Calculation breakdown
- Principal: ₹20,00,000
- Estimated interest: ₹17,25,19,594
- Estimated maturity: ₹17,45,19,594
Scenario comparison
Different tenures
| Years | Interest | Maturity |
|---|---|---|
| 5 | ₹25,75,516 | ₹45,75,516 |
| 10 | ₹84,67,671 | ₹1,04,67,671 |
| 15 | ₹2,19,47,496 | ₹2,39,47,496 |
| 20 | ₹5,27,86,069 | ₹5,47,86,069 |
Different principal amounts (±15–25%)
| Scenario | Principal | Interest | Maturity |
|---|---|---|---|
| -25% vs base | ₹15,00,000 | ₹12,93,89,695 | ₹13,08,89,695 |
| -15% vs base | ₹17,00,000 | ₹14,66,41,655 | ₹14,83,41,655 |
| 15% vs base | ₹23,00,000 | ₹19,83,97,533 | ₹20,06,97,533 |
| 25% vs base | ₹25,00,000 | ₹21,56,49,492 | ₹21,81,49,492 |
Different return assumptions (same P and tenure)

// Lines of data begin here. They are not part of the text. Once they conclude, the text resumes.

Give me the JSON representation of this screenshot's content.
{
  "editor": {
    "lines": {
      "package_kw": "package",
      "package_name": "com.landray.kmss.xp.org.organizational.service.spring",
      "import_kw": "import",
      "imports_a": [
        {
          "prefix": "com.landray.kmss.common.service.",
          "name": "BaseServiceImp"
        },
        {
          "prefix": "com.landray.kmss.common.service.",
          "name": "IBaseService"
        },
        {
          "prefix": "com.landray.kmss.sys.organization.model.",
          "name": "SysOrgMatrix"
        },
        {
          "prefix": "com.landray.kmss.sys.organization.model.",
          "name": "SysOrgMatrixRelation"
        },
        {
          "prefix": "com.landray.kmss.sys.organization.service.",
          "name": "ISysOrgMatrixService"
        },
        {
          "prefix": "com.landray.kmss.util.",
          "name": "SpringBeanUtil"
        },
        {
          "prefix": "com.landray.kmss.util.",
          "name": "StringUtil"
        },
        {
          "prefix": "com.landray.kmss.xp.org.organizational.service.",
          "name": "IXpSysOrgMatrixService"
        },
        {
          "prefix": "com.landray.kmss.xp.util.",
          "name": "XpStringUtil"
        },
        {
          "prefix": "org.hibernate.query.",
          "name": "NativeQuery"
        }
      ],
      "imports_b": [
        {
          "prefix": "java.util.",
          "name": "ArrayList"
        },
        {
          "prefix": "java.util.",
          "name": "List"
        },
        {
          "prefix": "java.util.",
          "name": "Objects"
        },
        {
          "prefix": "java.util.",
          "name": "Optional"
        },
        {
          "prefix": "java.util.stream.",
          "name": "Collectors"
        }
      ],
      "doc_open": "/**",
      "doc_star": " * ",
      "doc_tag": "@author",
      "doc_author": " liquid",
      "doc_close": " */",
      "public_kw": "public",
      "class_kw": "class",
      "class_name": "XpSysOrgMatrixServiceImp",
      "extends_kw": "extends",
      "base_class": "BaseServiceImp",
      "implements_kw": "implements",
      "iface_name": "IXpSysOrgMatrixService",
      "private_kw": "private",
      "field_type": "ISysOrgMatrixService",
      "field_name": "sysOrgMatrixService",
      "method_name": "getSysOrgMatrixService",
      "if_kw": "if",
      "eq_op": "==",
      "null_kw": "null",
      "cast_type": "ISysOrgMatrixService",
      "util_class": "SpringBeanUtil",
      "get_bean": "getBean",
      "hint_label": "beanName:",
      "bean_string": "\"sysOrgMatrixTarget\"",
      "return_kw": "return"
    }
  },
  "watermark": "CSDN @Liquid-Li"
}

| Scenario | Rate | Interest | Maturity |
|---|---|---|---|
| -25% vs base | 13.5% | ₹5,90,82,704 | ₹6,10,82,704 |
| -15% vs base | 15.3% | ₹9,14,16,005 | ₹9,34,16,005 |
| Base rate | 18% | ₹17,25,19,594 | ₹17,45,19,594 |
| 15% vs base | 20% | ₹27,27,41,104 | ₹27,47,41,104 |
| 25% vs base | 20% | ₹27,27,41,104 | ₹27,47,41,104 |
Comparison: lumpsum vs SIP (illustrative)
For perspective, an illustrative SIP of ₹6,173 per month at 12% for 27 years could land near ₹1,50,41,973 — different risk/return path than a one-time lumpsum; not a recommendation.
Lumpsum vs SIP is not a moral choice — it is a cash-flow and risk trade-off. If you already hold a large corpus, lumpsum deployment may be appropriate; if you are early in your career, SIPs can enforce discipline. Use both calculators on EasyCal to stress-test assumptions.
Frequently asked questions
- What is the future value of ₹20,00,000 at 18% for 27 years?
- Under annual compounding (illustrative), maturity is about ₹17,45,19,594 with interest near ₹17,25,19,594. Actual mutual fund lumpsum returns are not guaranteed.
- Lumpsum vs SIP — which is better?
- Lumpsum deploys capital immediately; SIP spreads entries over time. Risk/return profiles differ — use both calculators for perspective.
- Is this mutual fund lumpsum calculator India specific?
- It uses rupee amounts and common search intent for Indian investors; returns are illustrative, not a fund quote.
- Does this include tax?
- No — capital gains tax rules vary by asset and holding period.
- Can I change the return assumption?
- Yes — rerun with a lower rate for conservative planning.
- Where can I explore more scenarios?
- Use the internal links below for nearby principals, tenures, and rates.
Internal linking — related lumpsum calculator pages
Explore nearby scenarios on EasyCal — each link opens a calculator page with matching inputs (programmatic SEO).
- Lumpsum — 21 lakh · 27 years @ 18%
- Lumpsum — 22 lakh · 27 years @ 18%
- Lumpsum — 25 lakh · 27 years @ 18%
- Lumpsum — 30 lakh · 27 years @ 18%
- Lumpsum — 19 lakh · 27 years @ 18%
- Lumpsum — 18 lakh · 27 years @ 18%
- Lumpsum — 15 lakh · 27 years @ 18%
- Lumpsum — 35 lakh · 27 years @ 18%
- Lumpsum — 10 lakh · 27 years @ 18%
- Lumpsum — 20 lakh · 29 years @ 18%
Illustrative compounding only — not investment advice.